Fake fish maw is common due to limited supply. Unethical businessmen use seafood such as squid, shark’s skin or head portion of fin soaked in hydrogen peroxide and sulphur followed by heat process to produce the imitations.  Also, it is common for substandard product to be disguised as top grade product. Unethical businessmen collect substandard, low value and broken fish maw and pour them into a special mold, gradually increase the thickness of the layers and add pressure. The finished product will get similar thickness of real fish maw. There have been cases of using pig’s skin and chemical plastic to imitate fish maw although uncommon. Look out for the following when making fish maw purchase:
– Colour :  Real fish maw has golden yellow colour whereas fake fish maw has light and whitish yellow unnatural colour.
– Grain :  Real fish maw has natural grain whereas fake fish maw does not have obvious and orderly grain.
– Smell :  Real fish maw has light sea water smell whereas fake fish maw has none and may carry chemical or plastic smell.

It is therefore strongly advised to buy fish maw from reputable shops.

How to store dried fish maw?

Store in cool and shaded area or refrigerated.

How to prepare fish maw before cooking?

Fish maw require pre-soaking before cooking. The soaking time will vary depending on the type of fish maw.

Premium fish maw :
– Soak fish maw in water for 12-18 hours until it soften.
– Change water from time to time and rinse with cool water to eliminate its fishy smell.
– Put ginger and shallot into a pot of fresh water and boil. Turn off the heat after the water is boiled.
– Put the soaked fish maw into the pot and tightly covered with the lid. Wait until the water cools down.
– Take out the fish maw and rinse with clean water then it is now ready for cooking.
– Soaked fish maw should be stored in the refrigerator at below 0℃ if not cooked. Thaw each time before serving.

Fish maw tubes :
– Soak fish maw in fresh water for 6-12 hours until it soften.
– Change water from time to time and rinse with cool water to eliminate its fishy smell.
– Put ginger and shallot into a pot of fresh water and boil. Turn off the heat after the water is boiled.
– Put the soaked fish maw into the pot and tightly covered with the lid. Wait until the water cools down.
– Take out the fish maw and rinse with clean water then it is now ready for cooking.
– Soaked fish maw should be stored in the refrigerator at below 0℃ if not cooked. Thaw each time before serving.

Fried fish maw :
– Soak fish maw in fresh water for about 10-15 minutes until it soften. Rinse with clean water and it is ready for cooking.
– Soaked fish maw should be stored in the refrigerator at below 0℃ if not cooked. Thaw each time before serving.

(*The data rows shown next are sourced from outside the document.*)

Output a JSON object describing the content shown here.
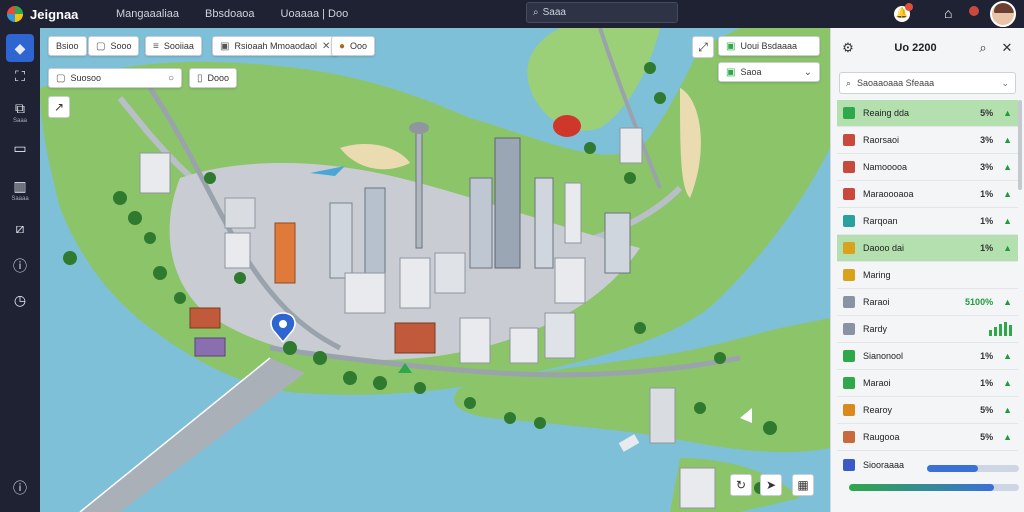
{
  "app": {
    "title": "Jeignaa",
    "nav": [
      "Mangaaaliaa",
      "Bbsdoaoa",
      "Uoaaaa | Doo"
    ],
    "search_label": "Saaa"
  },
  "rail": {
    "items": [
      {
        "icon": "diamond-icon",
        "label": ""
      },
      {
        "icon": "map-icon",
        "label": ""
      },
      {
        "icon": "layers-icon",
        "label": "Saaa"
      },
      {
        "icon": "panel-icon",
        "label": ""
      },
      {
        "icon": "document-icon",
        "label": "Saaaa"
      },
      {
        "icon": "note-icon",
        "label": ""
      },
      {
        "icon": "info-icon",
        "label": ""
      },
      {
        "icon": "clock-icon",
        "label": ""
      },
      {
        "icon": "help-icon",
        "label": ""
      }
    ]
  },
  "map_toolbar": {
    "chip1": "Bsioo",
    "chip2": "Sooo",
    "chip3": "Sooiiaa",
    "chip4": "Rsioaah Mmoaodaol",
    "chip5": "Ooo",
    "search_value": "Suosoo",
    "chip6": "Dooo",
    "route_chip": "Uoui  Bsdaaaa",
    "select_value": "Saoa"
  },
  "panel": {
    "title": "Uo 2200",
    "search_value": "Saoaaoaaa Sfeaaa",
    "rows": [
      {
        "label": "Reaing dda",
        "value": "5%",
        "icon_color": "#2ea84a",
        "highlight": "strong"
      },
      {
        "label": "Raorsaoi",
        "value": "3%",
        "icon_color": "#c94a3c",
        "highlight": ""
      },
      {
        "label": "Namooooa",
        "value": "3%",
        "icon_color": "#c94a3c",
        "highlight": ""
      },
      {
        "label": "Maraoooaoa",
        "value": "1%",
        "icon_color": "#c94a3c",
        "highlight": ""
      },
      {
        "label": "Rarqoan",
        "value": "1%",
        "icon_color": "#2aa0a0",
        "highlight": ""
      },
      {
        "label": "Daooo dai",
        "value": "1%",
        "icon_color": "#d9a21c",
        "highlight": "strong"
      },
      {
        "label": "Maring",
        "value": "",
        "icon_color": "#d9a21c",
        "highlight": ""
      },
      {
        "label": "Raraoi",
        "value": "5100%",
        "icon_color": "#8a93a3",
        "highlight": ""
      },
      {
        "label": "Rardy",
        "value": "",
        "icon_color": "#8a93a3",
        "highlight": ""
      },
      {
        "label": "Sianonool",
        "value": "1%",
        "icon_color": "#2ea84a",
        "highlight": ""
      },
      {
        "label": "Maraoi",
        "value": "1%",
        "icon_color": "#2ea84a",
        "highlight": ""
      },
      {
        "label": "Rearoy",
        "value": "5%",
        "icon_color": "#d98a1c",
        "highlight": ""
      },
      {
        "label": "Raugooa",
        "value": "5%",
        "icon_color": "#c96a3c",
        "highlight": ""
      },
      {
        "label": "Siooraaaa",
        "value": "",
        "icon_color": "#3a5ac9",
        "highlight": ""
      }
    ],
    "progress": [
      0.55,
      0.85
    ]
  },
  "colors": {
    "water": "#7fc0d9",
    "land": "#8cc46a",
    "accent": "#2f65d0",
    "green": "#2ea84a"
  }
}
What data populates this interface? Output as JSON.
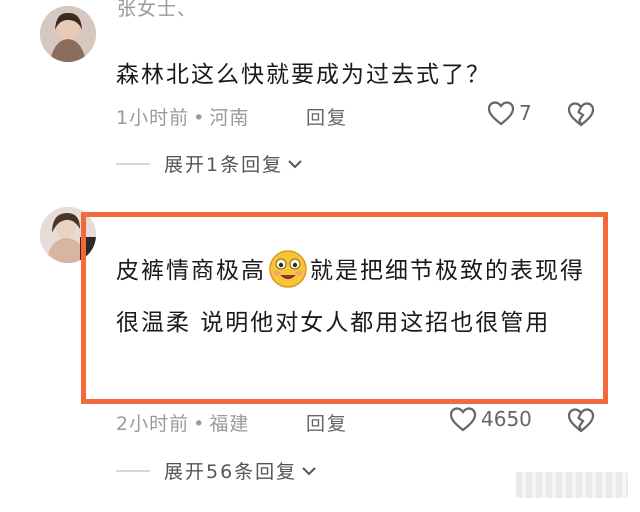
{
  "comments": [
    {
      "username": "张女士、",
      "text": "森林北这么快就要成为过去式了？",
      "time": "1小时前",
      "location": "河南",
      "reply_label": "回复",
      "likes": "7",
      "expand_label": "展开1条回复"
    },
    {
      "text_part1": "皮裤情商极高",
      "text_part2": "就是把细节极致的表现得很温柔 说明他对女人都用这招也很管用",
      "time": "2小时前",
      "location": "福建",
      "reply_label": "回复",
      "likes": "4650",
      "expand_label": "展开56条回复"
    }
  ],
  "meta_separator": "•",
  "icons": {
    "like": "heart-outline-icon",
    "dislike": "broken-heart-icon",
    "expand": "chevron-down-icon",
    "emoji": "smiling-face-emoji"
  },
  "colors": {
    "highlight_border": "#f26a3a",
    "text": "#1a1a1a",
    "meta": "#9a9a9a"
  }
}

Why fish maw becomes thin and gel lacked after cooking?

Fish maw contains rich gel content which can be easily get melted if the cooking time is too long and the heat is too strong. We should pay attention to the control of soaking and cooking time and the heat temperatures. Avoid using hot water for soaking or cooking with strong heat in order to shorten the processing time. This will lead to loss of fish maw’s gel content.

Is older fish maw or fish maw having prolonged exposure to sunshine better in quality?

There is a saying that the older is the fish maw, the better is the quality. In fact, the length of storage does not affect the therapeutic value of fish maw. However, if the fish maw has been stored for a long time and exposed to long time sunshine, its texture will become stiffer and its golden yellow colour turns darker, that makes it look more appealing to customer. Moreover, its completely dry body can give bigger expandability after soaking.